The four stories in Sin City 2 reconvene many of the first film’s characters. Marv (Mickey Rourke in a more battered face than he displayed in The Wrestler) enforces his own outlaw law with the maxim, “Nothin’ wrong with killin’ a bunch of bad guys. It’s practically my civic duty.” He watches over Nancy Callahan (Jessica Alba), a sad stripper whose old protector John Hartigan (Bruce Willis) got killed last time but keeps a postmortem watch, his forehead bearing the X scar of a villain’s bullet.
Down in Old Town dwell a flock of Valkyries — righteous babes skilled in archery and knife-craft, led by the dominatrix Gail (Rosario Dawson, outfitted in the world’s bustiest bustier).
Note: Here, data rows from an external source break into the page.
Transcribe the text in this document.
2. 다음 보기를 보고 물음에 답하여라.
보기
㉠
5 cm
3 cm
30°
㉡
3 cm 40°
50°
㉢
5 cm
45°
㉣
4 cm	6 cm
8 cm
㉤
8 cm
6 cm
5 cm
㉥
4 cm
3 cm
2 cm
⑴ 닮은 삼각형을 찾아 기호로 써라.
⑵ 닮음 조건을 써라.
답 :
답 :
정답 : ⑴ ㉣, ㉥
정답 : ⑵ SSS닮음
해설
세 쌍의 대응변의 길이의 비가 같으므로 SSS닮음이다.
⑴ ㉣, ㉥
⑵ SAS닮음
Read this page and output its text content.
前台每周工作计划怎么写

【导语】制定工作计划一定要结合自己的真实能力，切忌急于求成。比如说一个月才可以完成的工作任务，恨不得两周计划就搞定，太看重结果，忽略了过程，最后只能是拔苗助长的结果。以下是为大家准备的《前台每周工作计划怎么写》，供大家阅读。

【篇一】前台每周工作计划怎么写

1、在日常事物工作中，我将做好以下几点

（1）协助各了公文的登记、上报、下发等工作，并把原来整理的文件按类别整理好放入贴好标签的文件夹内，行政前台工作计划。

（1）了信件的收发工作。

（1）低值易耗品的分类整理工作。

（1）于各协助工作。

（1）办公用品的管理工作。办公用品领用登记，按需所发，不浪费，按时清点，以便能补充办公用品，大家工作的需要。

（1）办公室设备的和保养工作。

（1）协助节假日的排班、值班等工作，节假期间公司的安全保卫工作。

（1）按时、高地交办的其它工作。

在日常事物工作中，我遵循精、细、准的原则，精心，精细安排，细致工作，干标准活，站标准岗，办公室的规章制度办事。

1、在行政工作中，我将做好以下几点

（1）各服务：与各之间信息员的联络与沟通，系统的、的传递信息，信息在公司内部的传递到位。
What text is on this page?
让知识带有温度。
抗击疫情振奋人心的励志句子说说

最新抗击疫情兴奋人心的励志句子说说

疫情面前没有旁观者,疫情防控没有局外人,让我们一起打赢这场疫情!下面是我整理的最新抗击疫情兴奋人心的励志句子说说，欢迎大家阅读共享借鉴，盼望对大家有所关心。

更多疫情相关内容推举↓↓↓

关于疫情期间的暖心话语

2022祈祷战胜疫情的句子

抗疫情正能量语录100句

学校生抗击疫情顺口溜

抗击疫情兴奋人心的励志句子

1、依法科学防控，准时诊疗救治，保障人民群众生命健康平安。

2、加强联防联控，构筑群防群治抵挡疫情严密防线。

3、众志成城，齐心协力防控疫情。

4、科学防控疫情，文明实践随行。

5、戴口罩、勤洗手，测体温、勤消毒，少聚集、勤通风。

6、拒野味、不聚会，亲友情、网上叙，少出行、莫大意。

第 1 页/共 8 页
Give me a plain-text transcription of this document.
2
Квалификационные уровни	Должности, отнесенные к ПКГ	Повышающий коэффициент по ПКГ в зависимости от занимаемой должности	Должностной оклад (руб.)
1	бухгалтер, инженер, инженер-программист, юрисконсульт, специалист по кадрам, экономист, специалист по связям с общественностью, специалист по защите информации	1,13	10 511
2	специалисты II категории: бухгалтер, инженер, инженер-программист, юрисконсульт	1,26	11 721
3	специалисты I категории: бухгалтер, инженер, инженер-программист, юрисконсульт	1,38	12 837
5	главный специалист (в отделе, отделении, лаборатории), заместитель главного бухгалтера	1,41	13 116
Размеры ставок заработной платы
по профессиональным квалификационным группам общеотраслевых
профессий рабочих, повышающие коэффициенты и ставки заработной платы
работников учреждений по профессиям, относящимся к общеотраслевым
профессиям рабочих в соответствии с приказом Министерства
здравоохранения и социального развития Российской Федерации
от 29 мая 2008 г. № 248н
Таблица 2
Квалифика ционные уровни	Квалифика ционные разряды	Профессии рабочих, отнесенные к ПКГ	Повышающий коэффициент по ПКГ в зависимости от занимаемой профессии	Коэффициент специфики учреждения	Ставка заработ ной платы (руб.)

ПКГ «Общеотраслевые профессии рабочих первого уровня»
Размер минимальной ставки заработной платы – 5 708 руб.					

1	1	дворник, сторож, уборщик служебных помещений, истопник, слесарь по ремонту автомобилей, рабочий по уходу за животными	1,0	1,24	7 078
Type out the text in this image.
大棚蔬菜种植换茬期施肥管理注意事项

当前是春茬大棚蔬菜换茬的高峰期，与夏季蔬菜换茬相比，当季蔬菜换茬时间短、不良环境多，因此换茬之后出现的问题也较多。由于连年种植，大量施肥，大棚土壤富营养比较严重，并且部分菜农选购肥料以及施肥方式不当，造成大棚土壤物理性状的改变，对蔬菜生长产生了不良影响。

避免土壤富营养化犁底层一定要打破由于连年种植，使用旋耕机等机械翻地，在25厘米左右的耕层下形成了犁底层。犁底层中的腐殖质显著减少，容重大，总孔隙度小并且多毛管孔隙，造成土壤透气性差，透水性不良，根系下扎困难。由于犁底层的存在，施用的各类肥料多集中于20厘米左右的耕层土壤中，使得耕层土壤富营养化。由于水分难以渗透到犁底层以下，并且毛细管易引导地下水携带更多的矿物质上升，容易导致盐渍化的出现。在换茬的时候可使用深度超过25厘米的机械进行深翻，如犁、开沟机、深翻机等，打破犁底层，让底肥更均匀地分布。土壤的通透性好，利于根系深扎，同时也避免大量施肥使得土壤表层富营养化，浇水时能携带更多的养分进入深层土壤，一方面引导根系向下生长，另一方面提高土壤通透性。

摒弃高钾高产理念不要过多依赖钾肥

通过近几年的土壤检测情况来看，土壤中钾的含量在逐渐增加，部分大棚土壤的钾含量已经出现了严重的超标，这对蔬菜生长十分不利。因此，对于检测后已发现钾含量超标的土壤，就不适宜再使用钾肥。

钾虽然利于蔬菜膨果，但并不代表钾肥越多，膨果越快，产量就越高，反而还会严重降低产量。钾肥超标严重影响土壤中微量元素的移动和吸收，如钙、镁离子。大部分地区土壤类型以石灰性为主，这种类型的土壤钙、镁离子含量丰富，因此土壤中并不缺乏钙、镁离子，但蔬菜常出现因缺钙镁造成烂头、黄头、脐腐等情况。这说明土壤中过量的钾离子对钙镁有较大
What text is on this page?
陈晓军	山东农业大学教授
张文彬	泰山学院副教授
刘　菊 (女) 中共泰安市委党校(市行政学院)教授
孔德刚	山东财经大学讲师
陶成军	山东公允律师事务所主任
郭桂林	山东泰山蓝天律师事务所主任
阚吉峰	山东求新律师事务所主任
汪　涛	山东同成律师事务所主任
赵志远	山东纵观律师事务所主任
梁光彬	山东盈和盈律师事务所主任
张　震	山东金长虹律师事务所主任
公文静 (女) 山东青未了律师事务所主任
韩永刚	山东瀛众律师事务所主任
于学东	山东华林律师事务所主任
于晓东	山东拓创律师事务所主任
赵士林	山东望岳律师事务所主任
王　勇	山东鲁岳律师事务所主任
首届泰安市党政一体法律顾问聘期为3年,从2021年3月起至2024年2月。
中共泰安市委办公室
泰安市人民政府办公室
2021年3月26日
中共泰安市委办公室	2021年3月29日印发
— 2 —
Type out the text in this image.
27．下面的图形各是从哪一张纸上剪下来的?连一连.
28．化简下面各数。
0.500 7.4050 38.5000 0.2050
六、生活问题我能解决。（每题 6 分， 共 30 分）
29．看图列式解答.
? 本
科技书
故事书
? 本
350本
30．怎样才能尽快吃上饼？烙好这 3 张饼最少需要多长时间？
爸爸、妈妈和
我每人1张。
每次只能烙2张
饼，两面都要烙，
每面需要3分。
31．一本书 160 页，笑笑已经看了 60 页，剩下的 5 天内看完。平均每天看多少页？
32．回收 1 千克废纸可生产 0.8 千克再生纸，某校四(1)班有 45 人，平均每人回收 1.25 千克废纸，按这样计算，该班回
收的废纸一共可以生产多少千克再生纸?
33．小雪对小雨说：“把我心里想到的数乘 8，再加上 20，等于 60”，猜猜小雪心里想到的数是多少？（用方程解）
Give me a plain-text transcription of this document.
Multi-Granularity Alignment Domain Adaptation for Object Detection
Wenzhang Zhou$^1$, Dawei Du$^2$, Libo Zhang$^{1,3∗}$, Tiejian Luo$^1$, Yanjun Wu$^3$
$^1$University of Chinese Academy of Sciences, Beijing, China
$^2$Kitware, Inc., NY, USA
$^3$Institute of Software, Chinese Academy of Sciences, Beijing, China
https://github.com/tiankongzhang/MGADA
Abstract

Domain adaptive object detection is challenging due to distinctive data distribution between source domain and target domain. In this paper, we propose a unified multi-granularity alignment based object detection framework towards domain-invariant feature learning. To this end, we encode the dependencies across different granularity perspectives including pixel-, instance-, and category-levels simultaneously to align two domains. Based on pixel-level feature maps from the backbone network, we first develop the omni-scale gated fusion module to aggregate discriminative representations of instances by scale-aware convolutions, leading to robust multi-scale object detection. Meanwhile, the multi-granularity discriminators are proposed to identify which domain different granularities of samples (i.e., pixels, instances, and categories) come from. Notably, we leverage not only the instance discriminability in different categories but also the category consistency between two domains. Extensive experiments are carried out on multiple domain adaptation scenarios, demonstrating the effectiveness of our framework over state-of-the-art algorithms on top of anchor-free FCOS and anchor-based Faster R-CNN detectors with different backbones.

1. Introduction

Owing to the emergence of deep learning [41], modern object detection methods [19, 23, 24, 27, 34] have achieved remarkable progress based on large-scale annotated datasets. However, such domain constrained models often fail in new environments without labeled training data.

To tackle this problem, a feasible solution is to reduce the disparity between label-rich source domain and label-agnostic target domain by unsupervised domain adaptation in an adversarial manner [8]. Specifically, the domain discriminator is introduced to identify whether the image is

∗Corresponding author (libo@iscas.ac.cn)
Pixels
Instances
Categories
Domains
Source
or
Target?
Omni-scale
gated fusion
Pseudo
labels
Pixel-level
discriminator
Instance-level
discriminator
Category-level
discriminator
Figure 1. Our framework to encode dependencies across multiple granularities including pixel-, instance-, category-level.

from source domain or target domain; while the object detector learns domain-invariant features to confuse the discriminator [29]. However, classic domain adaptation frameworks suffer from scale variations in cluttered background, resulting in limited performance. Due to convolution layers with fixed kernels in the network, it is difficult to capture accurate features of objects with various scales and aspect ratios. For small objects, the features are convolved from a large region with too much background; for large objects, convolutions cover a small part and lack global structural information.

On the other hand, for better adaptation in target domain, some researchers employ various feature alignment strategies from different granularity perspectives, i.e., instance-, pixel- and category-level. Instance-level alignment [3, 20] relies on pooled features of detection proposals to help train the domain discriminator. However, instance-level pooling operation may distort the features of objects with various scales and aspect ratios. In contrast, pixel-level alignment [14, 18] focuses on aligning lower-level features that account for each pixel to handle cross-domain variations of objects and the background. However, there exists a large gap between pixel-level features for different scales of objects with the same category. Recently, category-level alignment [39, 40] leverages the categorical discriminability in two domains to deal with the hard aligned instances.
Senator Roark (Powers Boothe) dishes out pain to those who would challenge his corrupt hold on the city, and Dwight (Brolin taking over the role from Clive Owen) is again on the receiving end of broken hearts and limbs.
(READ: Corliss’s review of the first Sin City)
A few newbies are added into the mix: Johnny (Joseph Gordon-Levitt), a cocky card sharp who underestimates the price of beating Roark at poker; Kroenig (Christopher Lloyd), a shady medic who tends to Johnny’s busted fingers; the sado-master Joey (Ray Liotta), photographed by Dwight during a sick tryst; the entrepreneur Wallenquist (Stacy Keach, encased in Jabba the Hutt facial flab and a polka-dot bow tie), whom Ava has use for; and Mort the cop (Christopher Meloni), who falls hard for Ava, directly to his doom.
Movies are rated R for sex and violence, and A Dame to Kill For has plenty of both. There are no fewer than three eyeball-ectomies, and a cutlery scene that turns a villain’s redoubt into a decapitorium. A despondent Nancy scars her own face, leaving phosphorescent Frankenstein stitches. But the mayhem is mostly aestheticized by the black-and-white-and-red-all-over visual scheme. A fight may be shown in silhouette against a brick wall — a throwback to the first animated feature, Lotte Reinger’s The Adventures of Prince Achmed, and an old trick wielded by Rodriguez, the try-anything magician. Even if you don’t care for the characters or the story, you should agree with Dwight, after he takes his snoop photos of Joey: “The sad thing is, some of the compositions are pretty good.”
(FIND: The Adventures of Prince Achmed in the all-TIME Top 25 Animated Features)
As for the sex: that’s Ava. She is the prime force of evil, and Green is the new movie’s reason for being. In a film era that mostly ignores womanly allure for guy-on-guy battles and bromance, Green has played the unregenerate temptress from The Dreamers (her debut) to 300: Rise of an Empire, with the miniseries Camelot and Penny Dreadful in between. But Ava was the role waiting for her. Her huge emerald eyes glare above a blue silk gown in the monochrome murk; her body is often shown nude, in a swimming pool or on a bed, in the Cubist caress of Venetian-blind slats. Ava’s siren call summons Dwight there, imploring him to take his revenge on her body: “Make me hurt like I hurt you.”
Sin City: A Dame to Kill For is heavy on comic-strip hurt. It’s a big hurt but, for a late-August time-waster, a good one.